Menurutnya, pembangunan yang tidak terkendali sering kali luput pengawasan ketat oleh pemerintah daerah. Izin pembangunan kerap diberikan meski kawasan tersebut termasuk daerah rawan bencana atau berada di zona resapan air.
Bali merupakan salah satu provinsi yang menjadi ikon pariwisata Indonesia, yang dikenal dengan potensi alamnya yang luar biasa indah dan kekayaan budayanya yang unik. Keunikan alam dan budayanya menjadi daya tarik utama bagi wisatawan lokal maupun mancanegara.
Dilansir dari BPS Provinsi Bali, pada Juli 2024, jumlah wisatawan mancanegara yang berkunjung langsung ke Bali tercatat sebanyak 625.665, naik 20,11% dibandingkan bulan sebelumnya yang mencapai 520.898 kunjungan.
Tentu saja lonjakan wisatawan tersebut mengakibatan meningkatnya permintaan terhadap jasa akomodasi, termasuk hotel dan penginapan lainnya.
Sebelum sektor pariwisata berkembang pesat, perekonomian masyarakat Bali bertumpu pada sektor pertanian. Namun, dalam beberapa dekade terakhir terjadi pergeseran peran, di mana sektor pariwisata menjadi sektor utama yang menjadi penopang utama perekonomian Bali karena perkembangannya sangat cepat.
Dilansir dari dlh.bulelengkab.go.id, perkembangan sektor pariwisata yang masif ini di banyak terjadi di Bali selatan, membuat masyarakat meninggalkan pertanian akibat selisih penghasilan yang jauh lebih besar di sektor pariwisata.
Dilansir dari distanpangan.baliprov.go.id, dalam artikel berjudul “Diantara Pariwisata dan Alih Fungsi Lahan Pertanian di Bali,” oleh I Wayan Suarjana S.TP, terdapat tantangan-tantangan yang harus dihadapi Bali kedepannya yang mencakup berkurangnya jumlah luas wilayah pertanian yang produktif akibat dari alih fungsi lahan.
Selain itu, berkurangnya minat generasi muda untuk terjun ke sektor pertanian, serta menurunnya kapasitas lingkungan akibat berkurangnya debit air permukaan dan berbagai dampak lainnya.
Sistem Subak
Alih fungsi lahan pertanian yang terus terjadi ini dikhawatirkan menjadi ancaman daya tahan pangan di tengah meningkatnya jumlah penduduk. Selain itu juga mengancam keberlanjutan sistem irigasi tradisional Bali, yaitu subak.

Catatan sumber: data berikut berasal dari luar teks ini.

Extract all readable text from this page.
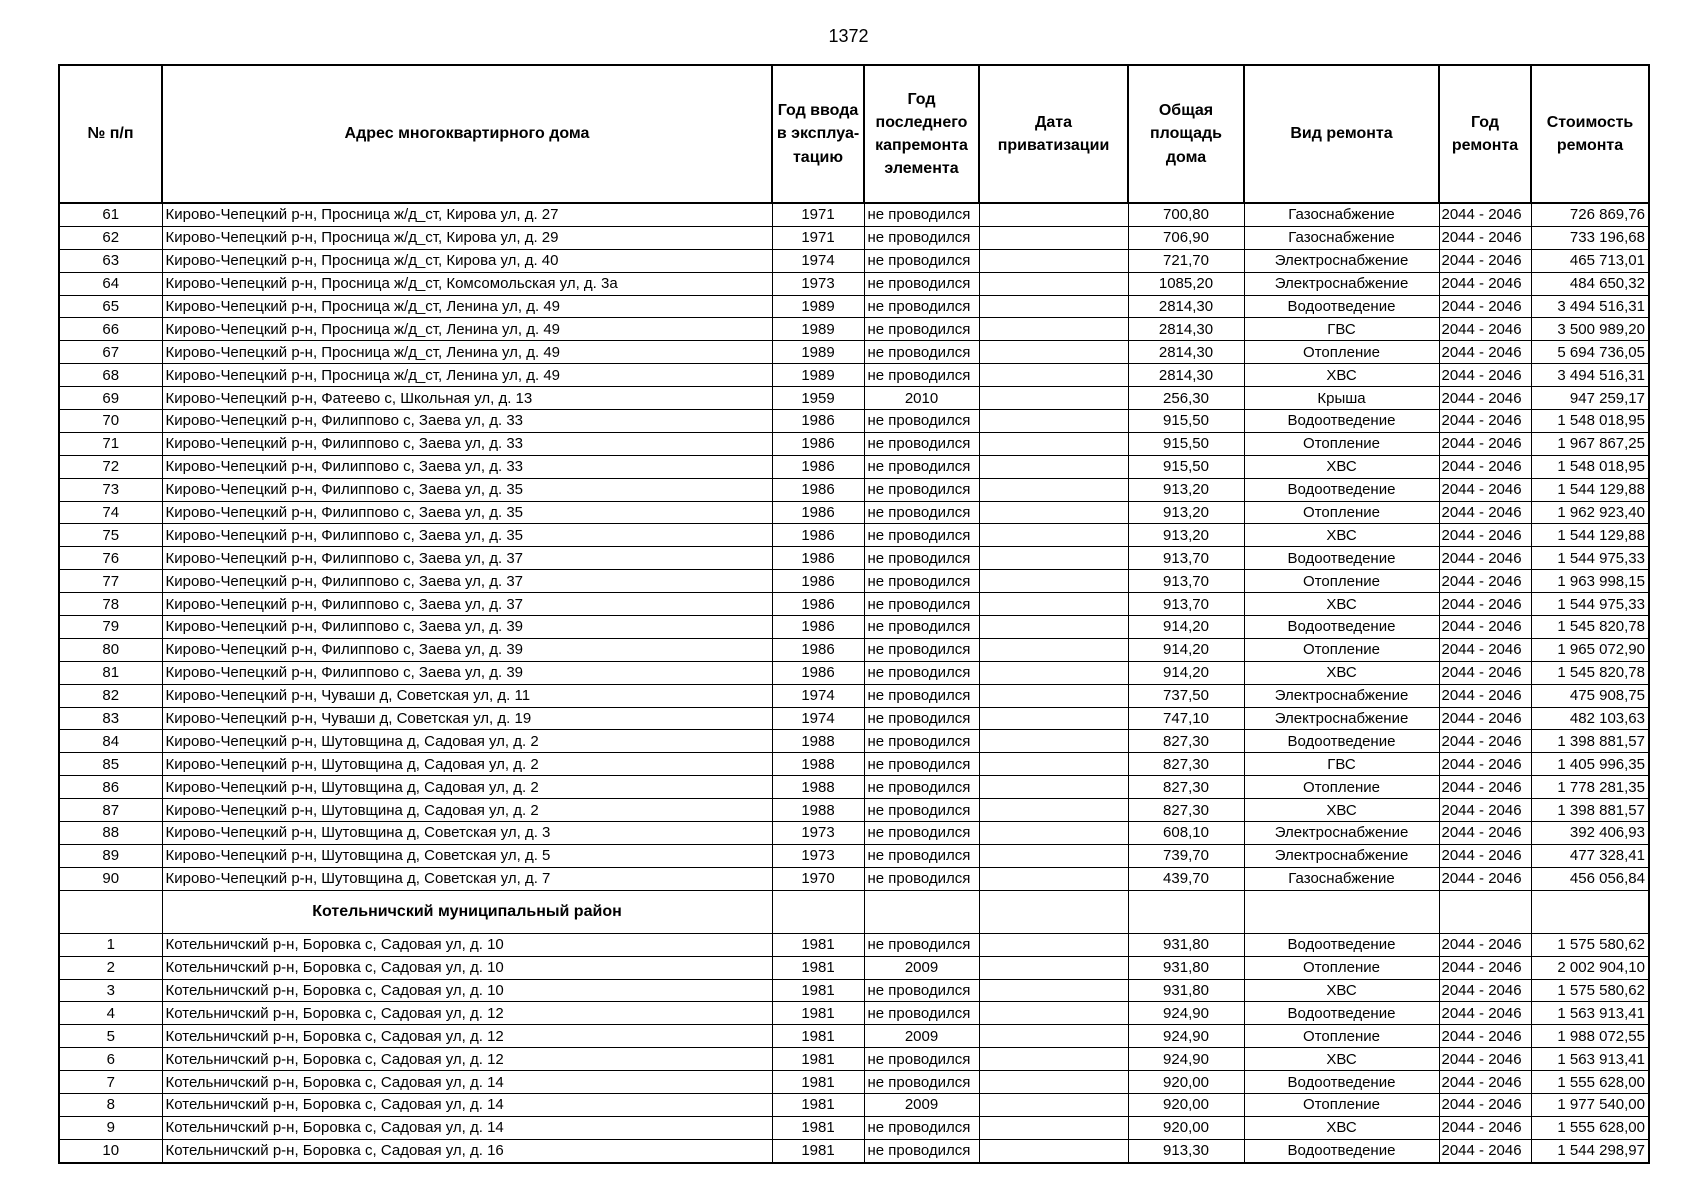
1372
№ п/п	Адрес многоквартирного дома	Год ввода в эксплуа-тацию	Год последнего капремонта элемента	Дата приватизации	Общая площадь дома	Вид ремонта	Год ремонта	Стоимость ремонта
61	Кирово-Чепецкий р-н, Просница ж/д_ст, Кирова ул, д. 27	1971	не проводился		700,80	Газоснабжение	2044 - 2046	726 869,76
62	Кирово-Чепецкий р-н, Просница ж/д_ст, Кирова ул, д. 29	1971	не проводился		706,90	Газоснабжение	2044 - 2046	733 196,68
63	Кирово-Чепецкий р-н, Просница ж/д_ст, Кирова ул, д. 40	1974	не проводился		721,70	Электроснабжение	2044 - 2046	465 713,01
64	Кирово-Чепецкий р-н, Просница ж/д_ст, Комсомольская ул, д. 3а	1973	не проводился		1085,20	Электроснабжение	2044 - 2046	484 650,32
65	Кирово-Чепецкий р-н, Просница ж/д_ст, Ленина ул, д. 49	1989	не проводился		2814,30	Водоотведение	2044 - 2046	3 494 516,31
66	Кирово-Чепецкий р-н, Просница ж/д_ст, Ленина ул, д. 49	1989	не проводился		2814,30	ГВС	2044 - 2046	3 500 989,20
67	Кирово-Чепецкий р-н, Просница ж/д_ст, Ленина ул, д. 49	1989	не проводился		2814,30	Отопление	2044 - 2046	5 694 736,05
68	Кирово-Чепецкий р-н, Просница ж/д_ст, Ленина ул, д. 49	1989	не проводился		2814,30	ХВС	2044 - 2046	3 494 516,31
69	Кирово-Чепецкий р-н, Фатеево с, Школьная ул, д. 13	1959	2010		256,30	Крыша	2044 - 2046	947 259,17
70	Кирово-Чепецкий р-н, Филиппово с, Заева ул, д. 33	1986	не проводился		915,50	Водоотведение	2044 - 2046	1 548 018,95
71	Кирово-Чепецкий р-н, Филиппово с, Заева ул, д. 33	1986	не проводился		915,50	Отопление	2044 - 2046	1 967 867,25
72	Кирово-Чепецкий р-н, Филиппово с, Заева ул, д. 33	1986	не проводился		915,50	ХВС	2044 - 2046	1 548 018,95
73	Кирово-Чепецкий р-н, Филиппово с, Заева ул, д. 35	1986	не проводился		913,20	Водоотведение	2044 - 2046	1 544 129,88
74	Кирово-Чепецкий р-н, Филиппово с, Заева ул, д. 35	1986	не проводился		913,20	Отопление	2044 - 2046	1 962 923,40
75	Кирово-Чепецкий р-н, Филиппово с, Заева ул, д. 35	1986	не проводился		913,20	ХВС	2044 - 2046	1 544 129,88
76	Кирово-Чепецкий р-н, Филиппово с, Заева ул, д. 37	1986	не проводился		913,70	Водоотведение	2044 - 2046	1 544 975,33
77	Кирово-Чепецкий р-н, Филиппово с, Заева ул, д. 37	1986	не проводился		913,70	Отопление	2044 - 2046	1 963 998,15
78	Кирово-Чепецкий р-н, Филиппово с, Заева ул, д. 37	1986	не проводился		913,70	ХВС	2044 - 2046	1 544 975,33
79	Кирово-Чепецкий р-н, Филиппово с, Заева ул, д. 39	1986	не проводился		914,20	Водоотведение	2044 - 2046	1 545 820,78
80	Кирово-Чепецкий р-н, Филиппово с, Заева ул, д. 39	1986	не проводился		914,20	Отопление	2044 - 2046	1 965 072,90
81	Кирово-Чепецкий р-н, Филиппово с, Заева ул, д. 39	1986	не проводился		914,20	ХВС	2044 - 2046	1 545 820,78
82	Кирово-Чепецкий р-н, Чуваши д, Советская ул, д. 11	1974	не проводился		737,50	Электроснабжение	2044 - 2046	475 908,75
83	Кирово-Чепецкий р-н, Чуваши д, Советская ул, д. 19	1974	не проводился		747,10	Электроснабжение	2044 - 2046	482 103,63
84	Кирово-Чепецкий р-н, Шутовщина д, Садовая ул, д. 2	1988	не проводился		827,30	Водоотведение	2044 - 2046	1 398 881,57
85	Кирово-Чепецкий р-н, Шутовщина д, Садовая ул, д. 2	1988	не проводился		827,30	ГВС	2044 - 2046	1 405 996,35
86	Кирово-Чепецкий р-н, Шутовщина д, Садовая ул, д. 2	1988	не проводился		827,30	Отопление	2044 - 2046	1 778 281,35
87	Кирово-Чепецкий р-н, Шутовщина д, Садовая ул, д. 2	1988	не проводился		827,30	ХВС	2044 - 2046	1 398 881,57
88	Кирово-Чепецкий р-н, Шутовщина д, Советская ул, д. 3	1973	не проводился		608,10	Электроснабжение	2044 - 2046	392 406,93
89	Кирово-Чепецкий р-н, Шутовщина д, Советская ул, д. 5	1973	не проводился		739,70	Электроснабжение	2044 - 2046	477 328,41
90	Кирово-Чепецкий р-н, Шутовщина д, Советская ул, д. 7	1970	не проводился		439,70	Газоснабжение	2044 - 2046	456 056,84
	Котельничский муниципальный район							
1	Котельничский р-н, Боровка с, Садовая ул, д. 10	1981	не проводился		931,80	Водоотведение	2044 - 2046	1 575 580,62
2	Котельничский р-н, Боровка с, Садовая ул, д. 10	1981	2009		931,80	Отопление	2044 - 2046	2 002 904,10
3	Котельничский р-н, Боровка с, Садовая ул, д. 10	1981	не проводился		931,80	ХВС	2044 - 2046	1 575 580,62
4	Котельничский р-н, Боровка с, Садовая ул, д. 12	1981	не проводился		924,90	Водоотведение	2044 - 2046	1 563 913,41
5	Котельничский р-н, Боровка с, Садовая ул, д. 12	1981	2009		924,90	Отопление	2044 - 2046	1 988 072,55
6	Котельничский р-н, Боровка с, Садовая ул, д. 12	1981	не проводился		924,90	ХВС	2044 - 2046	1 563 913,41
7	Котельничский р-н, Боровка с, Садовая ул, д. 14	1981	не проводился		920,00	Водоотведение	2044 - 2046	1 555 628,00
8	Котельничский р-н, Боровка с, Садовая ул, д. 14	1981	2009		920,00	Отопление	2044 - 2046	1 977 540,00
9	Котельничский р-н, Боровка с, Садовая ул, д. 14	1981	не проводился		920,00	ХВС	2044 - 2046	1 555 628,00
10	Котельничский р-н, Боровка с, Садовая ул, д. 16	1981	не проводился		913,30	Водоотведение	2044 - 2046	1 544 298,97
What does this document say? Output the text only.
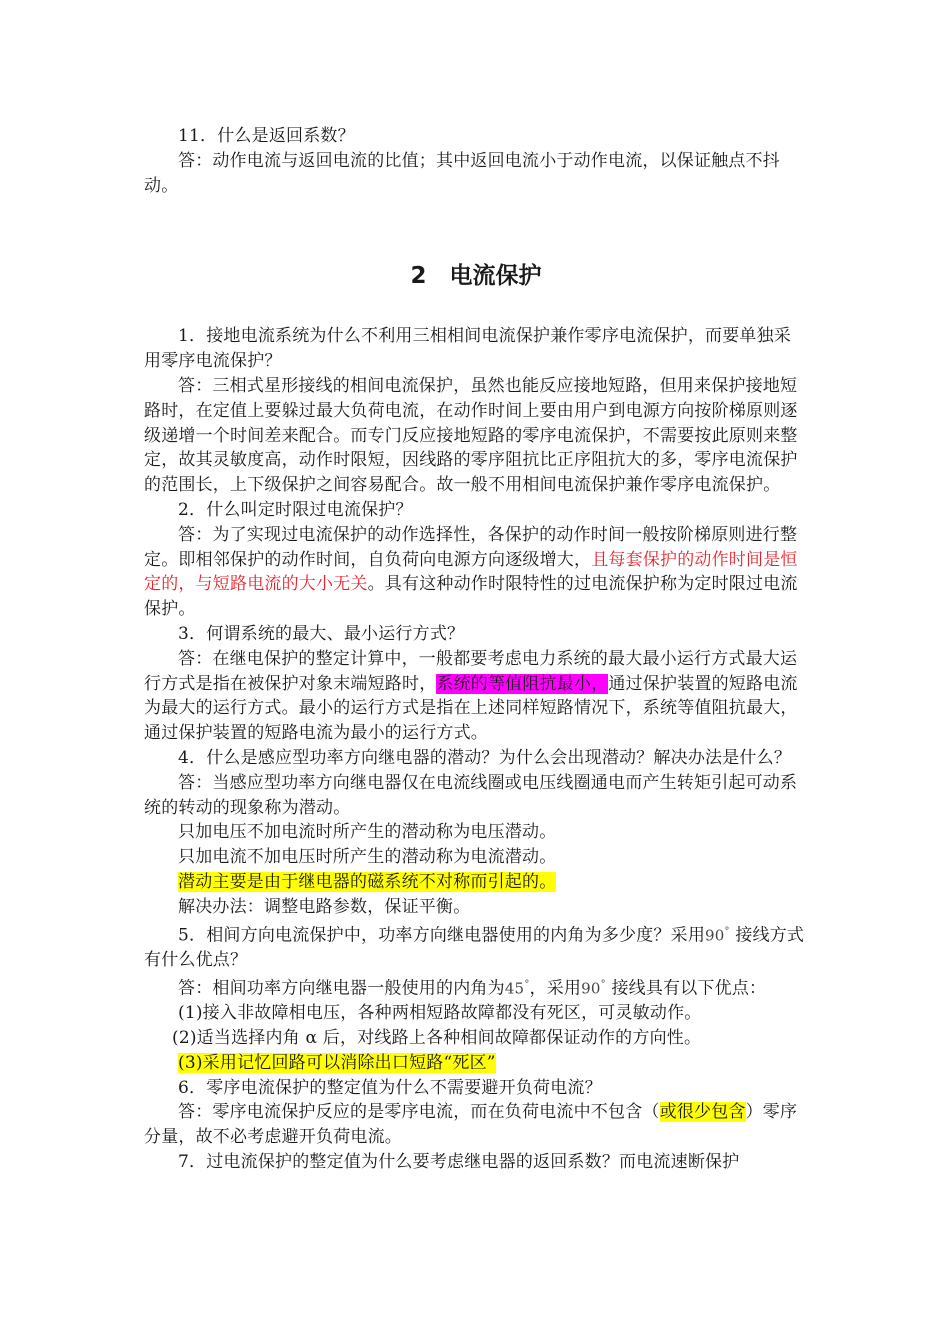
11．什么是返回系数？

答：动作电流与返回电流的比值；其中返回电流小于动作电流，以保证触点不抖动。

2　电流保护

1．接地电流系统为什么不利用三相相间电流保护兼作零序电流保护，而要单独采用零序电流保护？

答：三相式星形接线的相间电流保护，虽然也能反应接地短路，但用来保护接地短路时，在定值上要躲过最大负荷电流，在动作时间上要由用户到电源方向按阶梯原则逐级递增一个时间差来配合。而专门反应接地短路的零序电流保护，不需要按此原则来整定，故其灵敏度高，动作时限短，因线路的零序阻抗比正序阻抗大的多，零序电流保护的范围长，上下级保护之间容易配合。故一般不用相间电流保护兼作零序电流保护。

2．什么叫定时限过电流保护？

答：为了实现过电流保护的动作选择性，各保护的动作时间一般按阶梯原则进行整定。即相邻保护的动作时间，自负荷向电源方向逐级增大，且每套保护的动作时间是恒定的，与短路电流的大小无关。具有这种动作时限特性的过电流保护称为定时限过电流保护。

3．何谓系统的最大、最小运行方式？

答：在继电保护的整定计算中，一般都要考虑电力系统的最大最小运行方式最大运行方式是指在被保护对象末端短路时，系统的等值阻抗最小，通过保护装置的短路电流为最大的运行方式。最小的运行方式是指在上述同样短路情况下，系统等值阻抗最大，通过保护装置的短路电流为最小的运行方式。

4．什么是感应型功率方向继电器的潜动？为什么会出现潜动？解决办法是什么？

答：当感应型功率方向继电器仅在电流线圈或电压线圈通电而产生转矩引起可动系统的转动的现象称为潜动。

只加电压不加电流时所产生的潜动称为电压潜动。

只加电流不加电压时所产生的潜动称为电流潜动。

潜动主要是由于继电器的磁系统不对称而引起的。

解决办法：调整电路参数，保证平衡。

5．相间方向电流保护中，功率方向继电器使用的内角为多少度？采用90° 接线方式有什么优点？

答：相间功率方向继电器一般使用的内角为45°，采用90° 接线具有以下优点：

(1)接入非故障相电压，各种两相短路故障都没有死区，可灵敏动作。

(2)适当选择内角 α 后，对线路上各种相间故障都保证动作的方向性。

(3)采用记忆回路可以消除出口短路“死区”

6．零序电流保护的整定值为什么不需要避开负荷电流？

答：零序电流保护反应的是零序电流，而在负荷电流中不包含（或很少包含）零序分量，故不必考虑避开负荷电流。

7．过电流保护的整定值为什么要考虑继电器的返回系数？而电流速断保护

Sistem Subak yang terganggu mengakibatkan ketersediaan air bersih untuk pertanian dan kehidupan sehari-hari masyarakat akan berkurang.
Setiap tahunnya, sekitar 700 hingga 1.000 hektare lahan pertanian Bali beralih fungsi menjadi perumahan, hotel, restoran, serta berbagai bangunan penunjang pariwisata dan sektor lain. Akibatnya, petani di Bali tidak lagi memiliki lahan yang luas.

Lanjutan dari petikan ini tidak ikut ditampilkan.